Thunder receive: Jaylen Nowell, Leandro Bolmaro, 2022 first-round pick from MIN (No. 19)

It’s very plausible that Oklahoma City doesn’t want to move on from Dort, and especially not at this price. He’s only 23, is a known bulldog on defense and is steadily improving offensive player who averaged 17.2 points per game this season (albeit on poor efficiency for a putrid team).

However, Dort will be an unrestricted free agent after this upcoming season. If the Thunder don’t move him, they could lose him for nothing or be forced to overpay him early in their timeline, and we know how much Sam Presti loves to stockpile his picks.

From Minnesota’s side, this is a gamble that Dort is the intense defender who catalyzes the Wolves on that end while providing enough offense to keep opponents honest. They would have his bird rights and could re-sign him next offseason after D’Angelo Russell and Patrick Beverley’s current contracts are off the books and before Towns’ and Edwards’ pricey extensions kick in.

Nowell is a talented player, but his defensive inconsistencies prevented him from cracking the rotation consistently.

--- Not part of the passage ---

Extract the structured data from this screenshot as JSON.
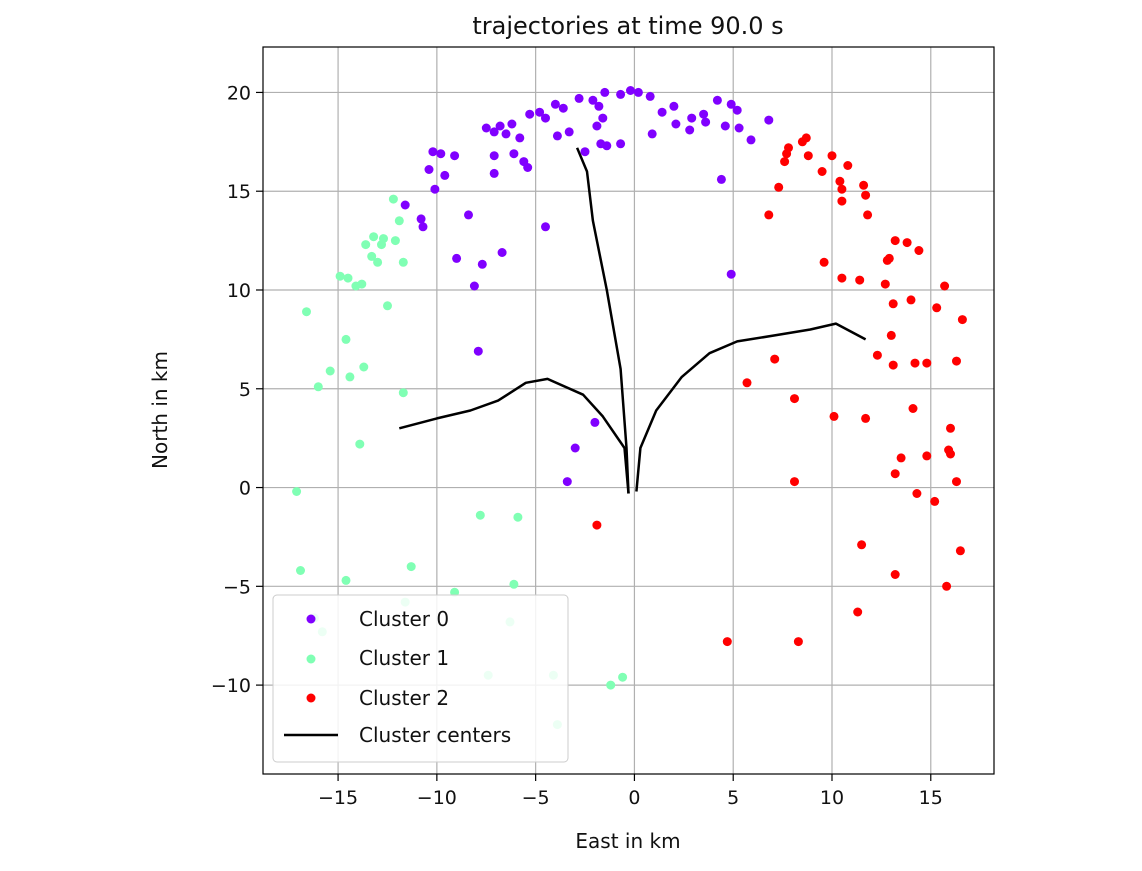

Perhaps he and the developing Bolmaro can find a bigger role with the Thunder.


Upgrading the Bench Sniper

Miami Heat v Atlanta Hawks - Game Three

Photo by Kevin C. Cox/Getty Images

Wolves receive: Bogdan Bogdanovic, Jalen Johnson

Hawks receive: Malik Beasley, 2022 first-round pick from MIN, 2022 second-round pick from MIN via WAS

I promise I don’t hate Malik Beasley; it’s just that the Wolves don’t have a lot of contracts that will net them impactful win-now players.

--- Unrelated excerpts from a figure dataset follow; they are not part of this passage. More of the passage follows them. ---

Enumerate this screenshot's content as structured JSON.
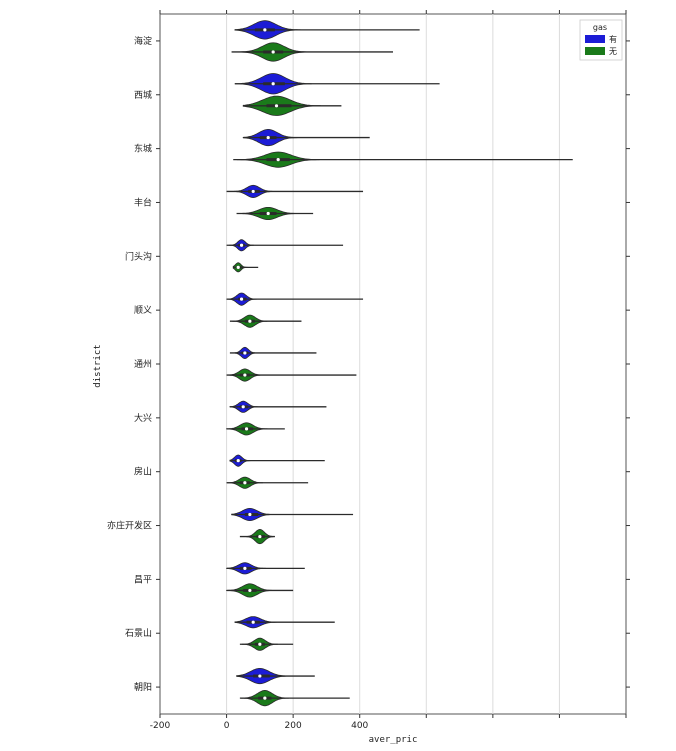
{
  "chart_data": {
    "type": "violin",
    "title": "",
    "xlabel": "aver_pric",
    "ylabel": "district",
    "xlim": [
      -200,
      1200
    ],
    "x_ticks": [
      -200,
      0,
      200,
      400,
      600,
      800,
      1000,
      1200
    ],
    "x_tick_labels": [
      "-200",
      "0",
      "200",
      "400",
      "",
      "",
      "",
      ""
    ],
    "grid": "vertical",
    "legend": {
      "title": "gas",
      "position": "top-right",
      "entries": [
        {
          "label": "有",
          "color": "#1c1cd6"
        },
        {
          "label": "无",
          "color": "#1a7a1a"
        }
      ]
    },
    "categories": [
      "海淀",
      "西城",
      "东城",
      "丰台",
      "门头沟",
      "顺义",
      "通州",
      "大兴",
      "房山",
      "亦庄开发区",
      "昌平",
      "石景山",
      "朝阳"
    ],
    "series": [
      {
        "name": "有",
        "color": "#1c1cd6",
        "min": [
          25,
          25,
          50,
          0,
          0,
          0,
          10,
          10,
          10,
          15,
          0,
          25,
          30
        ],
        "q1": [
          85,
          110,
          100,
          65,
          35,
          35,
          45,
          40,
          25,
          55,
          40,
          60,
          80
        ],
        "median": [
          115,
          140,
          125,
          80,
          45,
          45,
          55,
          50,
          35,
          70,
          55,
          80,
          100
        ],
        "q3": [
          145,
          175,
          150,
          100,
          55,
          60,
          65,
          65,
          45,
          95,
          75,
          100,
          130
        ],
        "max": [
          580,
          640,
          430,
          410,
          350,
          410,
          270,
          300,
          295,
          380,
          235,
          325,
          265
        ],
        "width": [
          0.9,
          1.0,
          0.8,
          0.6,
          0.55,
          0.6,
          0.55,
          0.55,
          0.55,
          0.6,
          0.55,
          0.55,
          0.75
        ]
      },
      {
        "name": "无",
        "color": "#1a7a1a",
        "min": [
          15,
          50,
          20,
          30,
          20,
          10,
          0,
          0,
          0,
          40,
          0,
          40,
          40
        ],
        "q1": [
          110,
          120,
          120,
          100,
          30,
          55,
          40,
          45,
          40,
          90,
          50,
          85,
          95
        ],
        "median": [
          140,
          150,
          155,
          125,
          35,
          70,
          55,
          60,
          55,
          100,
          70,
          100,
          115
        ],
        "q3": [
          170,
          195,
          190,
          150,
          45,
          85,
          70,
          80,
          70,
          115,
          90,
          115,
          135
        ],
        "max": [
          500,
          345,
          1040,
          260,
          95,
          225,
          390,
          175,
          245,
          145,
          200,
          200,
          370
        ],
        "width": [
          0.9,
          0.95,
          0.75,
          0.6,
          0.45,
          0.6,
          0.6,
          0.6,
          0.55,
          0.7,
          0.65,
          0.6,
          0.75
        ]
      }
    ]
  }
}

Bogdanovic is four years older than Beasley and slightly more expensive over the next two years, plus he carries a player option for 2023-24. He’s also unquestionably the better player of the two, bringing similar 3-point marksmanship while adding more playmaking (Bogdanovic averages 3.4 assists for his career to Beasley’s 1.2) and defense. Adding more secondary creation is crucial to a bench unit that needs more players who can play off the catch.

The Wolves also take a flier on Johnson, a talented forward who got essentially zero playing time from Nate McMillan.

The Hawks’ side of this trade may seem puzzling to some, but it seems real change could be coming to Atlanta. If the Hawks want to make a major retooling effort, adding the No. 19 pick could be helpful in pursuing names such as Jerami Grant and Deandre Ayton. Plus, they get a younger and cheaper player who can fill some of Bogdanovic’s role.

Which trade would you most like to see the Wolves make?